The FDA's decision comes more than five years after New York City banned restaurants from serving food with 0.5 grams or more of trans fat per serving, a measure the city's health officials claim resulted in a 2.5-gram reduction in the average trans fat content of a fast-food meal sold in NYC. But another measure to curtail the waistlines of portly New Yorkers fell flat: Mayor Michael Bloomberg's attempt to put a 16-oz. maximum on sugary drinks sold in the city was overturned in court.

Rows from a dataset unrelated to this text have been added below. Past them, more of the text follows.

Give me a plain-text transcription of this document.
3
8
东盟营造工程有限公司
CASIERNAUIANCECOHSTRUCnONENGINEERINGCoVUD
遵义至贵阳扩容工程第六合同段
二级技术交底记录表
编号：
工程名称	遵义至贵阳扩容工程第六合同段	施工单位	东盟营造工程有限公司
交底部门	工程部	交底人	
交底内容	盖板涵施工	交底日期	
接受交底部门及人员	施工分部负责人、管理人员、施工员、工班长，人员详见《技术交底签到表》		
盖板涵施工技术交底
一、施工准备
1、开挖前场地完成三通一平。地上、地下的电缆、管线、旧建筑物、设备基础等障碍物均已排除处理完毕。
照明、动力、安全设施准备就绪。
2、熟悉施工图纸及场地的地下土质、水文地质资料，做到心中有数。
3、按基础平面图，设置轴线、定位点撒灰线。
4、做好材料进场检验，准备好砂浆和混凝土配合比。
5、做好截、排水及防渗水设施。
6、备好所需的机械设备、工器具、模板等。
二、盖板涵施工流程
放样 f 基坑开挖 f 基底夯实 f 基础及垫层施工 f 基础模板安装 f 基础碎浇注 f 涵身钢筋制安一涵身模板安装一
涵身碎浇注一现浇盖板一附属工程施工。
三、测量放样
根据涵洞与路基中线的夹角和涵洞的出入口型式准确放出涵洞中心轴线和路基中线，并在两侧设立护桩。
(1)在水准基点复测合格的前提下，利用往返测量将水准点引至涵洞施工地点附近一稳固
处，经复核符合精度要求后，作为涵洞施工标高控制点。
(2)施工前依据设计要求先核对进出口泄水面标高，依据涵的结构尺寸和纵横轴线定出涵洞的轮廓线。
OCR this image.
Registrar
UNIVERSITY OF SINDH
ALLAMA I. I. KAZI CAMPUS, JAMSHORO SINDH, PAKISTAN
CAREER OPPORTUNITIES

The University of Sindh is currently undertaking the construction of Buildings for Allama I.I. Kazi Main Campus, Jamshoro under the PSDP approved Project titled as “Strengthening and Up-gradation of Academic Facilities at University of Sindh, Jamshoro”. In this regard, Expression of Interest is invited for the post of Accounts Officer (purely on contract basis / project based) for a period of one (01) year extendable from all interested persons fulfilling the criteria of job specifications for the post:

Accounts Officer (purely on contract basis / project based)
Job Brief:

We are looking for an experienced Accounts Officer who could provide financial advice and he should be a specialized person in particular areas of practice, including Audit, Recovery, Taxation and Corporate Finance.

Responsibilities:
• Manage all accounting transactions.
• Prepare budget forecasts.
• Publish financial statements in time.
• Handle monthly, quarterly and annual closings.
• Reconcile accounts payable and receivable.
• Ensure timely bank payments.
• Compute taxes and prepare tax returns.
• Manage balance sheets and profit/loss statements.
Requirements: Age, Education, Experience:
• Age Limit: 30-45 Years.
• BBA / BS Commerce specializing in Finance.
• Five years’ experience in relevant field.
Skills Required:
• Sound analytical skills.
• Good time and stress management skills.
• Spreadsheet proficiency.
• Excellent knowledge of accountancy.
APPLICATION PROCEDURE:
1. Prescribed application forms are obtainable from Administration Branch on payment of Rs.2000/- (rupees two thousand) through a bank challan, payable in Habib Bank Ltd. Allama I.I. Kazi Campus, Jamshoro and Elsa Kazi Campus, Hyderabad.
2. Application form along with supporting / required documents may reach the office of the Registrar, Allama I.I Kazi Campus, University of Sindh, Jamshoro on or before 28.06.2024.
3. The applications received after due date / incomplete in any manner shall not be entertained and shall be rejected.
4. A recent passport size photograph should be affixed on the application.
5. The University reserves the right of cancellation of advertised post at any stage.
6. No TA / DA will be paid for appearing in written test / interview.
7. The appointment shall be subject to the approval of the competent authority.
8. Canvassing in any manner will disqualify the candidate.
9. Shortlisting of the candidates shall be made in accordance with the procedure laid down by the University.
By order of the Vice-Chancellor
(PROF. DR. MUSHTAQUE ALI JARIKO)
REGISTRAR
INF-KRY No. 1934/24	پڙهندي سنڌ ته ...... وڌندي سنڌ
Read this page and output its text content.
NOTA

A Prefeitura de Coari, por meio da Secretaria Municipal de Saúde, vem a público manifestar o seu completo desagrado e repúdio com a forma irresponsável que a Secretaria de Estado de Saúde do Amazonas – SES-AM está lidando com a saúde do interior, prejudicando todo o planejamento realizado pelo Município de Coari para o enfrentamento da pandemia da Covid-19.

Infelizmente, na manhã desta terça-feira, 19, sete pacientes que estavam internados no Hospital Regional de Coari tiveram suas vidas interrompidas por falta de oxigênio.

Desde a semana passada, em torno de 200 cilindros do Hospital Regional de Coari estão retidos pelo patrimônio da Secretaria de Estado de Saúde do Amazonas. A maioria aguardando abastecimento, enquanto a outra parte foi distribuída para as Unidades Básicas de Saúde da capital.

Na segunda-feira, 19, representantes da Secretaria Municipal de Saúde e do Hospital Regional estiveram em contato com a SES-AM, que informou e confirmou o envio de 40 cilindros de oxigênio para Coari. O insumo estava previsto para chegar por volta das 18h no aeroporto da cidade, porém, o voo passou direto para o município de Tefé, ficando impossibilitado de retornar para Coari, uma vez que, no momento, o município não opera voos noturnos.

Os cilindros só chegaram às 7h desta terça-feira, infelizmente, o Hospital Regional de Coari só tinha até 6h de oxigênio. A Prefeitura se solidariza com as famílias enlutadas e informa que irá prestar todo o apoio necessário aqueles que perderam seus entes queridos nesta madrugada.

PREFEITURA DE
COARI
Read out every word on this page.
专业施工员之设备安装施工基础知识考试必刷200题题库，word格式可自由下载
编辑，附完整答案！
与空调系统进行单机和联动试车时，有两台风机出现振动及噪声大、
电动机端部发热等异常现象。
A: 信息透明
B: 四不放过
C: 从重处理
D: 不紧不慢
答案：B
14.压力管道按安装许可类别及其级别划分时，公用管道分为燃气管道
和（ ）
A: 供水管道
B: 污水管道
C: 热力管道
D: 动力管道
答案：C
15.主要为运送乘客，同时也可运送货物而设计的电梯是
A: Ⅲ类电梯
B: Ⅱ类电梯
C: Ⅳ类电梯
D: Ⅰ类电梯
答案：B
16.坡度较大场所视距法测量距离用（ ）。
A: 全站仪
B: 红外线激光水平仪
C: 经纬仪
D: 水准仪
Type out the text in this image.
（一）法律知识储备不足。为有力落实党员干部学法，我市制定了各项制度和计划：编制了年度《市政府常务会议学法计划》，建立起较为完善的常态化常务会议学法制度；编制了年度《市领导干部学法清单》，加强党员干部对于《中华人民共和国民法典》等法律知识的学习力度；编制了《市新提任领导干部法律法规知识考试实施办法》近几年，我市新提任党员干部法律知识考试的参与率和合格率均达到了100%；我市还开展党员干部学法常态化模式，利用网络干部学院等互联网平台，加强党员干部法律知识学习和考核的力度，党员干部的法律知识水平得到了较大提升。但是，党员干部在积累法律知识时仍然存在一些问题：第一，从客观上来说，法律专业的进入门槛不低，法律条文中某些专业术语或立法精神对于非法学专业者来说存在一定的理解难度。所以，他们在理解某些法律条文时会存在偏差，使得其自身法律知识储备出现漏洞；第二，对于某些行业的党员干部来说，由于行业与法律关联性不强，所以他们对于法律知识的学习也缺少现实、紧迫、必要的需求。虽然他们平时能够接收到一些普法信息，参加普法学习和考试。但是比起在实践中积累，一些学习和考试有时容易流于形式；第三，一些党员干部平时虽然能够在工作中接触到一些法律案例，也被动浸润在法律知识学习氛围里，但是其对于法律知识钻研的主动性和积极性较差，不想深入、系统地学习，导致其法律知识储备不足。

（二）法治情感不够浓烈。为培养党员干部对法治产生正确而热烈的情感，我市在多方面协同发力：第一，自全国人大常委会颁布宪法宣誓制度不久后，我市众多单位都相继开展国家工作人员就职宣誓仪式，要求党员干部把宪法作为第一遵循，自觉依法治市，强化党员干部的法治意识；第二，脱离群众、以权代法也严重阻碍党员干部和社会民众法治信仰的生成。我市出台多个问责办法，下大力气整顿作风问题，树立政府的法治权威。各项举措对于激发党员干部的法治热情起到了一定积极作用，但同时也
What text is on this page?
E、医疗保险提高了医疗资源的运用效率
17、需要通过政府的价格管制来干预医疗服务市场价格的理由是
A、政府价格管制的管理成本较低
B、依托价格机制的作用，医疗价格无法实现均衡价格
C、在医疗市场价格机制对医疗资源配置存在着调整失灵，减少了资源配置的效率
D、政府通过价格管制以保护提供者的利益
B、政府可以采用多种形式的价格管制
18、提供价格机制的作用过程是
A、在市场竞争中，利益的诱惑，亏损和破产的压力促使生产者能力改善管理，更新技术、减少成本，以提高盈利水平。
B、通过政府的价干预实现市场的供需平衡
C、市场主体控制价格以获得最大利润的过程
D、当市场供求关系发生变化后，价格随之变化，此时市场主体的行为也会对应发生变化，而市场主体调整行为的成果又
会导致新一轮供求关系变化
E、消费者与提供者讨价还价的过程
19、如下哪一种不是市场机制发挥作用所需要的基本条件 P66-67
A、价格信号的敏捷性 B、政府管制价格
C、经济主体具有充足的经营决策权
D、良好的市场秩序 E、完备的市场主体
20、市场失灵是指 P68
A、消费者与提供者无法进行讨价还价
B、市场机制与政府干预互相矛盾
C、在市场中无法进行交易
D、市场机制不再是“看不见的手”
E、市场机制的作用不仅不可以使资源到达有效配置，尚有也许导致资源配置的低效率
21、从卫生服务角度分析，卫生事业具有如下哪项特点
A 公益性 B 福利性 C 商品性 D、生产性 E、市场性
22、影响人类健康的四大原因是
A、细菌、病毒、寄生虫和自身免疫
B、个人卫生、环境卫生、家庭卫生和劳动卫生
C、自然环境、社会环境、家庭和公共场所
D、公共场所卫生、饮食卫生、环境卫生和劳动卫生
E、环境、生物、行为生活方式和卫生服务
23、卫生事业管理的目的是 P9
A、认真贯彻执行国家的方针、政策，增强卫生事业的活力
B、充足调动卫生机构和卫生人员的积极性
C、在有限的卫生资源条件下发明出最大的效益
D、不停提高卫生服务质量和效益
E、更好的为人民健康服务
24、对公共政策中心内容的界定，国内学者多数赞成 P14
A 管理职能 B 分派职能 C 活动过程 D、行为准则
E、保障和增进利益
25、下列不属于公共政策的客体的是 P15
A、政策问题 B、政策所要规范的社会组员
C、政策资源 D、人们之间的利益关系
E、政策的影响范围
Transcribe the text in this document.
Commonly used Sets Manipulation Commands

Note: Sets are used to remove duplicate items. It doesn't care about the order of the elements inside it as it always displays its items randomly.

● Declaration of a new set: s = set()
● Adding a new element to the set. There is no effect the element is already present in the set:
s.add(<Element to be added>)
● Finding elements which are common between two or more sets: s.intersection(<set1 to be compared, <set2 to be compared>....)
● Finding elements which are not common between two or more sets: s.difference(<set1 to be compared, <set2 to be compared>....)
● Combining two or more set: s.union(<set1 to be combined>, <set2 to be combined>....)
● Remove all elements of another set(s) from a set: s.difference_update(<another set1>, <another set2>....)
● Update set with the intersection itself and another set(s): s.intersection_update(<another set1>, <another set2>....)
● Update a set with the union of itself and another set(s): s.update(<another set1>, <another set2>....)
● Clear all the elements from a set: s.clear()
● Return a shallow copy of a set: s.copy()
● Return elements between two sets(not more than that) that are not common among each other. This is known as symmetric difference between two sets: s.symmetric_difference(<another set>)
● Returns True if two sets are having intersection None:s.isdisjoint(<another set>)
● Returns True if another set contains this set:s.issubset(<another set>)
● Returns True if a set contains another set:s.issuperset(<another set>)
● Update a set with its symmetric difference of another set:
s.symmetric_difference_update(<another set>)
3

The FDA's proposal may have its own out clause: By pulling trans fats from an ingredient list the agency calls "generally recognized as safe," the FDA will allow food producers keen on using trans fats to petition them for permission to do so. Such delicious, trans-fat-filled food would have to "meet 'rigorous safety standards' showing that they would cause no harm to public health," an FDA official told The Washington Post. Good luck, frosting.